Several approaches for calibrating microdialysis probes for exogenous compounds in vivo are described which avoid the error introduced by in vitro calibration. These methods are based on establishing a steady state of the exogenous compound by a continuous (zero-order) iv infusion. The steady-state concentration is estimated by three methods that directly determine the in vivo concentration.

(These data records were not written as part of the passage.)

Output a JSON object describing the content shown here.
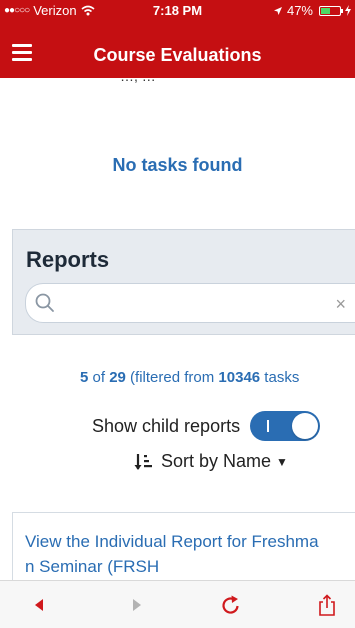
{
  "status_bar": {
    "carrier": "Verizon",
    "time": "7:18 PM",
    "battery": "47%",
    "icons": [
      "signal-dots-icon",
      "wifi-icon",
      "location-arrow-icon",
      "battery-icon",
      "charging-icon"
    ]
  },
  "header": {
    "title": "Course Evaluations",
    "menu_icon": "hamburger-menu-icon"
  },
  "clipped_text": "…, …",
  "empty_state": {
    "message": "No tasks found"
  },
  "reports": {
    "title": "Reports",
    "search": {
      "value": "",
      "placeholder": "",
      "search_icon": "search-icon",
      "clear_label": "×"
    }
  },
  "results": {
    "shown": "5",
    "of_word": " of ",
    "total": "29",
    "filtered_prefix": " (filtered from ",
    "filtered_total": "10346",
    "filtered_suffix": " tasks"
  },
  "child_reports": {
    "label": "Show child reports",
    "enabled": true
  },
  "sort": {
    "label": "Sort by Name",
    "icon": "sort-descending-icon",
    "caret": "▼"
  },
  "report_card": {
    "link_text": "View the Individual Report for Freshman Seminar (FRSH"
  },
  "bottom_toolbar": {
    "items": [
      {
        "name": "back-icon",
        "enabled": true
      },
      {
        "name": "forward-icon",
        "enabled": false
      },
      {
        "name": "reload-icon",
        "enabled": true
      },
      {
        "name": "share-icon",
        "enabled": true
      }
    ]
  },
  "colors": {
    "header_bg": "#c50f12",
    "accent_blue": "#2a6db3",
    "panel_bg": "#e7ebf0",
    "toolbar_red": "#d0191d"
  }
}
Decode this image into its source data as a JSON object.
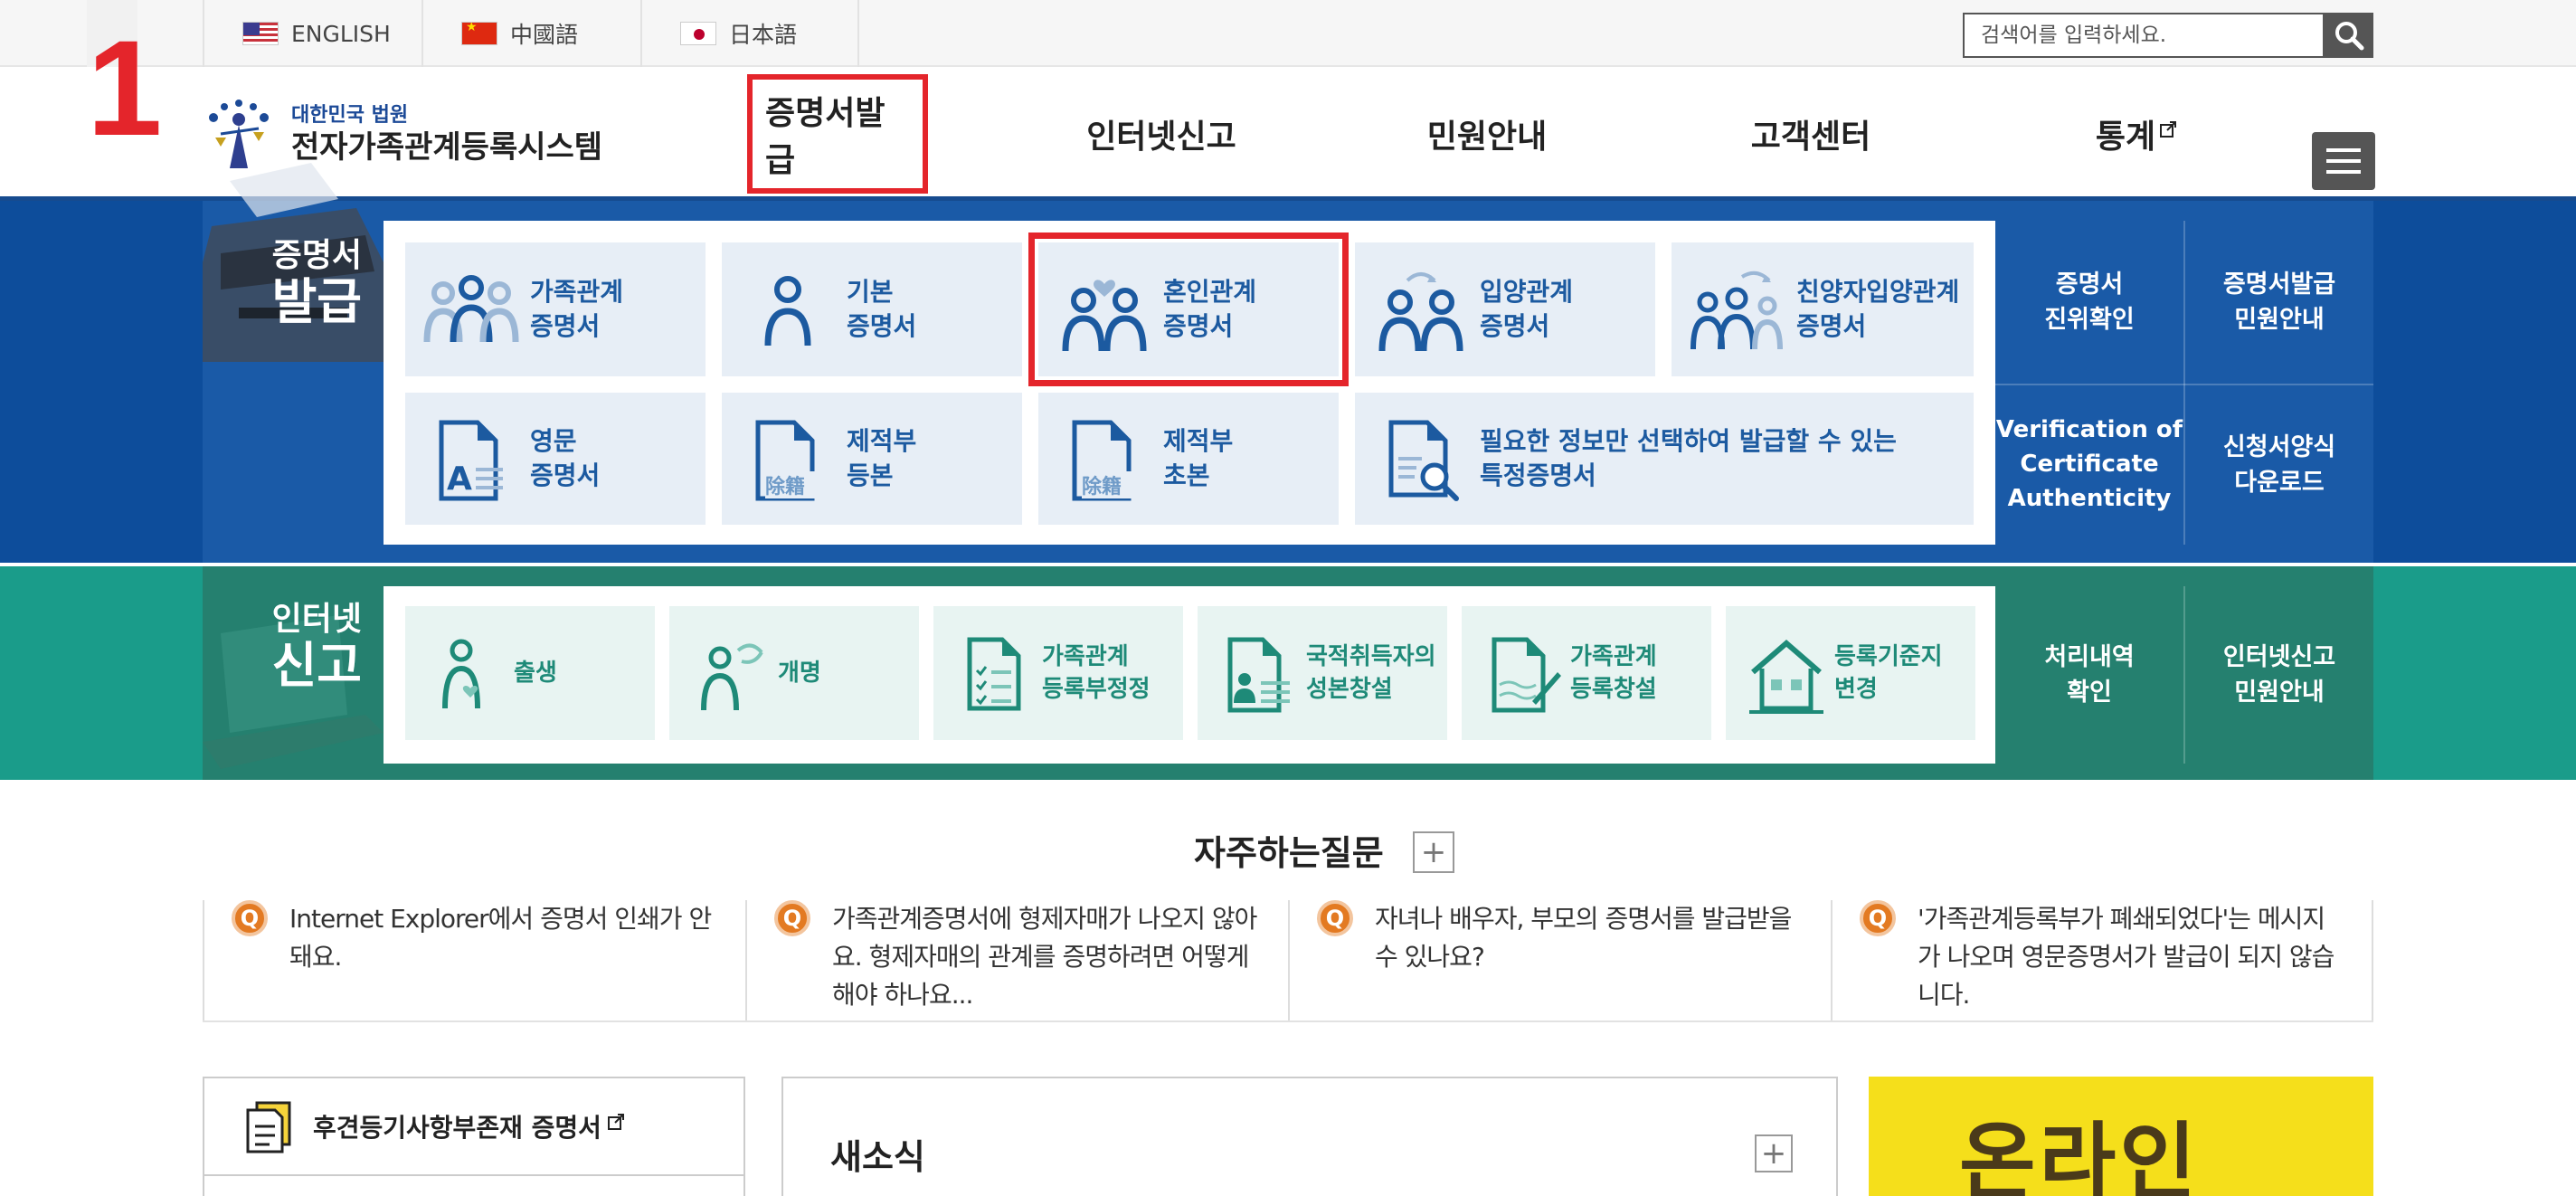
{
  "step_number": "1",
  "top": {
    "languages": [
      {
        "label": "ENGLISH",
        "flag": "us-flag-icon"
      },
      {
        "label": "中國語",
        "flag": "china-flag-icon"
      },
      {
        "label": "日本語",
        "flag": "japan-flag-icon"
      }
    ],
    "search": {
      "placeholder": "검색어를 입력하세요.",
      "icon": "search-icon"
    }
  },
  "header": {
    "logo_sub": "대한민국 법원",
    "logo_main": "전자가족관계등록시스템",
    "nav": [
      {
        "label": "증명서발급",
        "active": true
      },
      {
        "label": "인터넷신고",
        "active": false
      },
      {
        "label": "민원안내",
        "active": false
      },
      {
        "label": "고객센터",
        "active": false
      },
      {
        "label": "통계",
        "active": false,
        "external": true
      }
    ],
    "menu_icon": "hamburger-menu-icon"
  },
  "certificates": {
    "label_small": "증명서",
    "label_big": "발급",
    "tiles": [
      {
        "line1": "가족관계",
        "line2": "증명서",
        "icon": "family-icon",
        "selected": false
      },
      {
        "line1": "기본",
        "line2": "증명서",
        "icon": "person-icon",
        "selected": false
      },
      {
        "line1": "혼인관계",
        "line2": "증명서",
        "icon": "marriage-icon",
        "selected": true
      },
      {
        "line1": "입양관계",
        "line2": "증명서",
        "icon": "adoption-icon",
        "selected": false
      },
      {
        "line1": "친양자입양관계",
        "line2": "증명서",
        "icon": "full-adoption-icon",
        "selected": false
      },
      {
        "line1": "영문",
        "line2": "증명서",
        "icon": "english-document-icon",
        "selected": false
      },
      {
        "line1": "제적부",
        "line2": "등본",
        "icon": "removed-register-document-icon",
        "selected": false
      },
      {
        "line1": "제적부",
        "line2": "초본",
        "icon": "removed-register-abstract-icon",
        "selected": false
      },
      {
        "line1": "필요한 정보만 선택하여 발급할 수 있는",
        "line2": "특정증명서",
        "icon": "document-search-icon",
        "selected": false
      }
    ],
    "doc_stamp": "除籍",
    "side": [
      {
        "line1": "증명서",
        "line2": "진위확인"
      },
      {
        "line1": "증명서발급",
        "line2": "민원안내"
      },
      {
        "line1": "Verification of",
        "line2": "Certificate",
        "line3": "Authenticity"
      },
      {
        "line1": "신청서양식",
        "line2": "다운로드"
      }
    ]
  },
  "report": {
    "label_small": "인터넷",
    "label_big": "신고",
    "tiles": [
      {
        "line1": "출생",
        "line2": "",
        "icon": "birth-icon"
      },
      {
        "line1": "개명",
        "line2": "",
        "icon": "name-change-icon"
      },
      {
        "line1": "가족관계",
        "line2": "등록부정정",
        "icon": "checklist-document-icon"
      },
      {
        "line1": "국적취득자의",
        "line2": "성본창설",
        "icon": "id-card-icon"
      },
      {
        "line1": "가족관계",
        "line2": "등록창설",
        "icon": "document-edit-icon"
      },
      {
        "line1": "등록기준지",
        "line2": "변경",
        "icon": "house-icon"
      }
    ],
    "side": [
      {
        "line1": "처리내역",
        "line2": "확인"
      },
      {
        "line1": "인터넷신고",
        "line2": "민원안내"
      }
    ]
  },
  "faq": {
    "title": "자주하는질문",
    "more": "+",
    "q_badge": "Q",
    "items": [
      {
        "text": "Internet Explorer에서 증명서 인쇄가 안돼요."
      },
      {
        "text": "가족관계증명서에 형제자매가 나오지 않아요. 형제자매의 관계를 증명하려면 어떻게 해야 하나요..."
      },
      {
        "text": "자녀나 배우자, 부모의 증명서를 발급받을 수 있나요?"
      },
      {
        "text": "'가족관계등록부가 폐쇄되었다'는 메시지가 나오며 영문증명서가 발급이 되지 않습니다."
      }
    ]
  },
  "bottom": {
    "link_label": "후견등기사항부존재 증명서",
    "news_title": "새소식",
    "news_more": "+",
    "banner_text": "온라인"
  },
  "colors": {
    "accent_red": "#e4252b",
    "cert_blue": "#1a5aa7",
    "report_teal": "#25806f"
  }
}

The methods are (a) extrapolation of dialysate concentrations at various flow rates to the concentration at zero flow, (b) dialysis with concentrations of analyte added to the perfusion medium above and below the expected concentration to determine the concentration at no net flux across the membrane, and (c) dialysis at a very slow perfusion rate (57 nL/min) where the recovery is expected to be better than 90%. Using these approaches, the recovery for cocaine in the brain was found to be (8.9 +/- 0.68)%, as compared to an in vitro recovery of (5.1 +/- 0.18)% at 24 degrees C and (7.4 +/- 0.18)% at 37 degrees C, at a perfusion rate of 1.2 microL/min through a 0.3- X 2-mm microdialysis probe. The in vivo concentration of cocaine in the rat brain for an intravenous dose of 0.3 mg/kg per min was found to be 17.1 +/- 1.3 microM.